In the last Westminter debate about SRN she wondered out loud 'is handset roaming technically possible?'. So she is receptive and willing to learn.Her job is to defend earlier government decisions, and safety is the last argument standing. Or a new argument when folk found out that the SRN never bothered with a justification in the first place.

 George Allan 16 Mar 2024
In reply to Dave Craig:

The twin track approach- a) political pressure through writing to politicians; Ofcom; press coverage etc and b) objecting to individual applications- is paying dividends.

North East Mountain Trust has, to date, objected to  29 mast applications. The current state of play is-

Active- 16

Withdrawn- 7

Approved- 5 (these are not in places we are happy about but tend to be in less contention areas)

Refused- 1

While some of the withdrawn ones are likely to be resubmitted in altered locations, the number is heartening. Withdrawals have, primarily, been because of the sheer number of public objections. THE MORE OBJECTIONS, THE MORE LIKELY A PLANNING AUTHORITY WILL TAKE NOTICE AND THE MORE A DEVELOPER WILL BE FORCED TO RECONSIDER.

We're making real progress but we must all keep the foot hard on the pedal! HEARTFELT THANKS to all who are taking action.

 Jim Fraser 17 Mar 2024
In reply to captain paranoia:

> So a user density coverage metric may be more useful, combining both population and geographic coverage...?

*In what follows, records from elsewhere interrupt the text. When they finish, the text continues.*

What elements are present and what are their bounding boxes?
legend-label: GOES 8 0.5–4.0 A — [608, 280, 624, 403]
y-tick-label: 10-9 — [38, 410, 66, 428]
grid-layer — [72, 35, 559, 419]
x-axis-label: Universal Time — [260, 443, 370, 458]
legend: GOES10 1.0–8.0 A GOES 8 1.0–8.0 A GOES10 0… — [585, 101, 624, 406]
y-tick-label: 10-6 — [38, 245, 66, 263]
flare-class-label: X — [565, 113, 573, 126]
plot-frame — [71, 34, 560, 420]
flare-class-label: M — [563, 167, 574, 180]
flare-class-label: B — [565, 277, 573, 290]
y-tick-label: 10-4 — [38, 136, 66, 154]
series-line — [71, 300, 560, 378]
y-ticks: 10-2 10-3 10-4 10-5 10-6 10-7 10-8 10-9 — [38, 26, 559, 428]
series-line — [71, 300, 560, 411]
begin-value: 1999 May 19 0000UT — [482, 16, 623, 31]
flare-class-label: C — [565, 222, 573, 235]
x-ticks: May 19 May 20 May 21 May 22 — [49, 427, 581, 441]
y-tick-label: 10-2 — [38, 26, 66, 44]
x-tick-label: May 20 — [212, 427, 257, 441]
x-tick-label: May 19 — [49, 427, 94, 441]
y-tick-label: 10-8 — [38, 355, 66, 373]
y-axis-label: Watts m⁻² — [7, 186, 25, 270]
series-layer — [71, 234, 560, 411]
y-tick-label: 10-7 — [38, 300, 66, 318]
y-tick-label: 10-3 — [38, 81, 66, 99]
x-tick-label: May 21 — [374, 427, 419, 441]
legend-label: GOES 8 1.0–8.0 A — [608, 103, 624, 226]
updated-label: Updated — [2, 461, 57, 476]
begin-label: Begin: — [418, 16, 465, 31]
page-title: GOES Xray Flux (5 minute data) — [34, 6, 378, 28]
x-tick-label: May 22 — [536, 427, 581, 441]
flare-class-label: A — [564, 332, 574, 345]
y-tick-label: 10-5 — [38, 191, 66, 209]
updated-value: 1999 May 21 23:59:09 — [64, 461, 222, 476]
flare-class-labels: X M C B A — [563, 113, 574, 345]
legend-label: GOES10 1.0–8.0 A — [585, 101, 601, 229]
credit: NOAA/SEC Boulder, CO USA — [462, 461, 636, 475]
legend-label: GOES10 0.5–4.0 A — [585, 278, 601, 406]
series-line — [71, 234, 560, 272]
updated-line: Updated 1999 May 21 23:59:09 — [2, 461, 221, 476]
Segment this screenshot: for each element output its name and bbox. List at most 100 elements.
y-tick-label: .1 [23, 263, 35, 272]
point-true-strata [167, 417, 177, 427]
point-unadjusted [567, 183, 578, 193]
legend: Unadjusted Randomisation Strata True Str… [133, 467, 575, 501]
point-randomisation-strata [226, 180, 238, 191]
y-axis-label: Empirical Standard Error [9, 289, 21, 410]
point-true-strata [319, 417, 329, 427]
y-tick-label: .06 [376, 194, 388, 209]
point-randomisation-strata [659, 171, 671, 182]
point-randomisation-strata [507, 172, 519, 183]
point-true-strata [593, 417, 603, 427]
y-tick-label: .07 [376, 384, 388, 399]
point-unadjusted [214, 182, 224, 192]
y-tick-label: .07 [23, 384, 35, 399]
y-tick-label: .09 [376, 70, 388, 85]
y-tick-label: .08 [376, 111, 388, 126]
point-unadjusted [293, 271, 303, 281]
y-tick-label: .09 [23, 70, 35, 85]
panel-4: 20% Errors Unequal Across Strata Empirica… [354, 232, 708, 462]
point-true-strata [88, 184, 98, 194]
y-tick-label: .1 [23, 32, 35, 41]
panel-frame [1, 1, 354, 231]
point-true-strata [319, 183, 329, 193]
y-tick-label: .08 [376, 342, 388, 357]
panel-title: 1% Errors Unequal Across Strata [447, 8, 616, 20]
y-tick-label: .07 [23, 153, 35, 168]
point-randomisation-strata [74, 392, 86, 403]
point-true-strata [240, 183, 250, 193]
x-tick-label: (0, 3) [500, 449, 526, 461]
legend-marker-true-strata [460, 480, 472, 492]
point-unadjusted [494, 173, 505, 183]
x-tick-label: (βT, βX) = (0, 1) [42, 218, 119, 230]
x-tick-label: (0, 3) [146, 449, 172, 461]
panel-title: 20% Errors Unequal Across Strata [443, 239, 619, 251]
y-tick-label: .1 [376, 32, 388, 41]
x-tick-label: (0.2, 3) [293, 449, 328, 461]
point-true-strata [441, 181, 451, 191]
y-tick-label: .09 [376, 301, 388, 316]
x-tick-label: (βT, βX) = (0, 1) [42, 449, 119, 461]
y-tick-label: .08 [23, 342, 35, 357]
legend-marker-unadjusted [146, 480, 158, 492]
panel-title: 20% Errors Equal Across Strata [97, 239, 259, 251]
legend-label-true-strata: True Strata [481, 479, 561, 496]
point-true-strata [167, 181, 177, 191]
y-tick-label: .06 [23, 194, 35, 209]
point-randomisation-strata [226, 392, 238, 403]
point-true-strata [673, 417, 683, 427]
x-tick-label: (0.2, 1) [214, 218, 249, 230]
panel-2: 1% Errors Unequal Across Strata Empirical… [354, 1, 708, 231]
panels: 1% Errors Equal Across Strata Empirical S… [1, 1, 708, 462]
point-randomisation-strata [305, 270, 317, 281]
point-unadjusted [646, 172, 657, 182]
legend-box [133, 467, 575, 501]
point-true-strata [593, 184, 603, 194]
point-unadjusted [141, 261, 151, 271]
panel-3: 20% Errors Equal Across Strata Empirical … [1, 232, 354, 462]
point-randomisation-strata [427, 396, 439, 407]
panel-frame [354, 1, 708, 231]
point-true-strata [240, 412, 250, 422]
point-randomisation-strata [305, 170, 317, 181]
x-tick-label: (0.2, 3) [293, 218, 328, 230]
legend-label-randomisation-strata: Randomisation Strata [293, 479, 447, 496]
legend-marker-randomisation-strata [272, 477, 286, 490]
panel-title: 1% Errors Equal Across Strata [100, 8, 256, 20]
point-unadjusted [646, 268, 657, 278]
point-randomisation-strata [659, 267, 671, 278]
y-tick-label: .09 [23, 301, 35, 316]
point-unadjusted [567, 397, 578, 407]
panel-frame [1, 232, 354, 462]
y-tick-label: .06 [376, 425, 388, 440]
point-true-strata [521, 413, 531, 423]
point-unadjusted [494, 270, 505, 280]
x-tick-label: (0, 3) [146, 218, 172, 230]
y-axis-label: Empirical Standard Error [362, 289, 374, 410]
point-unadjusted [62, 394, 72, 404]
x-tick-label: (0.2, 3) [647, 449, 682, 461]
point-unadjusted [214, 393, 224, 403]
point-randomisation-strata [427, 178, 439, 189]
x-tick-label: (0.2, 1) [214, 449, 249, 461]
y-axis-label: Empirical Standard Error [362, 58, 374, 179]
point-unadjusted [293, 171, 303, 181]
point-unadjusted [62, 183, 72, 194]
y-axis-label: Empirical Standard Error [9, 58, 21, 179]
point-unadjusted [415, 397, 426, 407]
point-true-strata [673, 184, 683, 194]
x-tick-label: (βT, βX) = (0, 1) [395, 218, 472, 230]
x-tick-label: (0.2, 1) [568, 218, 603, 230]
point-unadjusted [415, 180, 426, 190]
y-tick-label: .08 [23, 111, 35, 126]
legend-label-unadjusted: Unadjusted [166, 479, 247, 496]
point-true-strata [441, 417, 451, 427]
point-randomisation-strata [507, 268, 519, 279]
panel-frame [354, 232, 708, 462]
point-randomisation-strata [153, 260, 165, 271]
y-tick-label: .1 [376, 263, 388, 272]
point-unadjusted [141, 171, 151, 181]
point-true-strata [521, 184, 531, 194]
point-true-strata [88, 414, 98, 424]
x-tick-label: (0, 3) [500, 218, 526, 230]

I don't think it's that simple. The problem is that it is not when they are at home or on a major road that people may most need their mobile phone. We do not currently have an algorithm that competently captures even an approximate risk level for that situation. 

In reply to Jim Fraser:

I don't think I meant 'residents' when I said 'population'. I think I was thinking more about the potential number of users within a given area.

We can provide 100% geographic cover, at great financial and environmental cost, or we can take the approach used in most other industries of ALARP. I mean, we don't try to reduce road deaths to zero through massively restrictive measures (witness the outrage about the Welsh default 20mph), so arguing that we have to have 100% geographic cover, to deal with the vanishingly small chance that someone, some day, will need to call an emergency manicurist in a remote area seems a bit, shall we say, unconventional. Won't someone think of the children?

1
 S Ramsay 18 Mar 2024
In reply to mrphilipoldham:

If Calderdale is so precious that we can't build wind turbines on it then we may as well give up on decarbonisation now and reopen the coal mines 

2
 mrphilipoldham 18 Mar 2024
In reply to S Ramsay:

Some would argue the deep peat it’ll be destroying to make way for it is more important, what with it being carbon negative. Plenty of wind farms in Calderdale already.